Interior Ministry: “We should abandon the practice of confiscating computer servers”
In an interview to Kyiv Weekly, Head of the Department for the Prevention of Cyber Crimes at the Interior Ministry of Ukraine Maksym Lytvynov explains why some websites are shut down, how law enforcers prevent or react to DDoS attacks, and what the punishments are for offenders.
“As people are making money on information technologies, some do it by illegal means. When the public patience reaches the threshold an IT industry becomes the target of criminal law. There are social relations that should be protected by the law. Articles concerning IT have constantly been added to the Criminal Code since 1998. With the lapse of time we have received so many inquiries that we had no choice but to set up a new department to respond to them,” Mr Lytvynov said.
When asked about the numerous and fierce DDoS attacks against political websites during the recent parliamentary elections and how the law enforcers plan to counteract hackers, the official said:
“Just as most countries in the world, Ukraine has more questions than answers starting with whether it is a DDoS attack or not and how such attacks can be identified… The fact is a DDoS attack that does not block a site is not considered a crime.
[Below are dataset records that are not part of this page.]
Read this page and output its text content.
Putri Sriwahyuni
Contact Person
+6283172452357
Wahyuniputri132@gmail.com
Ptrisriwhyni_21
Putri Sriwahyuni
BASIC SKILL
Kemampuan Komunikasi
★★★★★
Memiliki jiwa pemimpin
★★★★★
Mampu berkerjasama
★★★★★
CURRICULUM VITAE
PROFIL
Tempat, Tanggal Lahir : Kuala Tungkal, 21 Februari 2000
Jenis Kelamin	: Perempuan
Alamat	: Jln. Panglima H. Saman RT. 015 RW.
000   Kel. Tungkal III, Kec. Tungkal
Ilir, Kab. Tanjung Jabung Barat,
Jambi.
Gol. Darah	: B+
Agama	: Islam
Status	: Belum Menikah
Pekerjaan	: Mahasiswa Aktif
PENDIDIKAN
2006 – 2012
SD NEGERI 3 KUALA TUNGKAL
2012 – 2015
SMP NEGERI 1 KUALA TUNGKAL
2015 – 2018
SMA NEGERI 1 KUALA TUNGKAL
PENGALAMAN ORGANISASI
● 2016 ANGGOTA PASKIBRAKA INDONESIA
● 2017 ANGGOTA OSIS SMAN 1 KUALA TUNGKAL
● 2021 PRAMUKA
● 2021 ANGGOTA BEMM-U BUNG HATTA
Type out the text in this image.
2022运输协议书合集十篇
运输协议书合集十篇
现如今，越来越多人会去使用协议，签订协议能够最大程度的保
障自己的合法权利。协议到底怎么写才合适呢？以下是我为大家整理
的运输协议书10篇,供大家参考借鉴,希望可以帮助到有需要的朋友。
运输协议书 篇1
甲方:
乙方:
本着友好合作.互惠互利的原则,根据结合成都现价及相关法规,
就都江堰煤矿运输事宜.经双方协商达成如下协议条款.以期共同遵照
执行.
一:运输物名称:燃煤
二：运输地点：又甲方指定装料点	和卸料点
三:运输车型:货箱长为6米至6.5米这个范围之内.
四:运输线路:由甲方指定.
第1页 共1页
It could be merely an attempted DDoS attack or a failed crime. This issue is quite complicated from the point of view of criminal law.”
“We have a national contact center connected to more than 60 countries. We also cooperate with Ukrainian CERT and with its help with CERTs in other countries. They help us deal with DDoS attacks by allowing us to identify hacker control centers and even establish a person that has ordered the attack. We have a lot of botnets in Ukraine who mostly work on order from abroad. Unfortunately, such crimes are rarely solved around the world. In our country, such cases can be counted on one hand,” Maksym Lytvynov concluded.